Electron microscopic stereology
The total number of asymmetric spine synapses in layer II/III of mPFC as well as the stratum radiatum of the CA1 hippocampal subfield was calculated as published previously (19,20). Due to the labor-intensive nature of electron microscopic stereology, the analysis was focused on these particular regions because our earlier studies demonstrated strong synaptogenic response to androgens in these areas of the adult male brain (16,18). First, using embedded sections, the volume of the sampling areas was estimated using the Cavalieri Estimator module of the Stereo Investigator system (MicroBrightField Inc., Villiston, VT) mounted on an Axioplan 2 light microscope (Zeiss, New York, NY). Because the mPFC and its neighboring cortical regions show very limited cytoarchitectonic differences in rodents, the precise anatomical borders of mPFC in rats remain the subject of intensive debate.
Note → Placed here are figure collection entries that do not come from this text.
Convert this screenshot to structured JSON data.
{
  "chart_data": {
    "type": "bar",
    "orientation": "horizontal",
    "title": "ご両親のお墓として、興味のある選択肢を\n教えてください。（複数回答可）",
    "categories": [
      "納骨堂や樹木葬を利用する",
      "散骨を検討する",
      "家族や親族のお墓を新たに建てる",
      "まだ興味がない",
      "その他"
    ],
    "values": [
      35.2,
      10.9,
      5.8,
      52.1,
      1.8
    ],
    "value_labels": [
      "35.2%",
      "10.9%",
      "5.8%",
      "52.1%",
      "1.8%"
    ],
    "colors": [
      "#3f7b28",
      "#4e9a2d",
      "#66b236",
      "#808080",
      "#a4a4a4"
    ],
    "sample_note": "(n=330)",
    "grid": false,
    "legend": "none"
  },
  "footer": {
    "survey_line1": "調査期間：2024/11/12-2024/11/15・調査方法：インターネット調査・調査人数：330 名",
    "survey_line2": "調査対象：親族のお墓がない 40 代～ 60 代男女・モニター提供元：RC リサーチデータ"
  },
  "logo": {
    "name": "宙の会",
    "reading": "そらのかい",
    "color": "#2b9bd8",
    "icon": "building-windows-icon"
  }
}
To address this problem, we determined a sampling area with artificial borders that are related to easily identifiable macroanatomical structures. These borders are described in detail elsewhere (19). Thereafter 20 sampling sites for electron microscopic analysis were localized in both the mPFC and CA1 using a systematic-random approach, as published previously (19,20), and approximately four 75-nm-thick consecutive ultrasections were cut from each of these sampling sites. Digitized electron micrographs (Fig. 11)) were taken from neighboring ultrasections for the physical disector by a person, who was blind to the treatment of individual animals. The micrographs were taken in a transmission electron microscope (Tecnai 12; FEI Co., Hillsboro, OR) furnished with an HR/HR-B charge-coupled device camera system (Hamamatsu Photonics, Hamamatsu, Japan); and the pictures were coded for blind analysis. This sampling technique produced 20 dissectors for the mPFC and another 20 dissectors for CA1 from each brain. Asymmetric spine synapses were counted according to the rules of the disector technique (21), and the volumetric density of these synapses (synapse per square micrometer) was determined. Thereafter, the volumetric density was multiplied by the volume of the sampling area to arrive at the total number of spine synapses. The number of spine synapses was determined independently by two different investigators, and the results were cross-checked to preclude systematic analytical errors.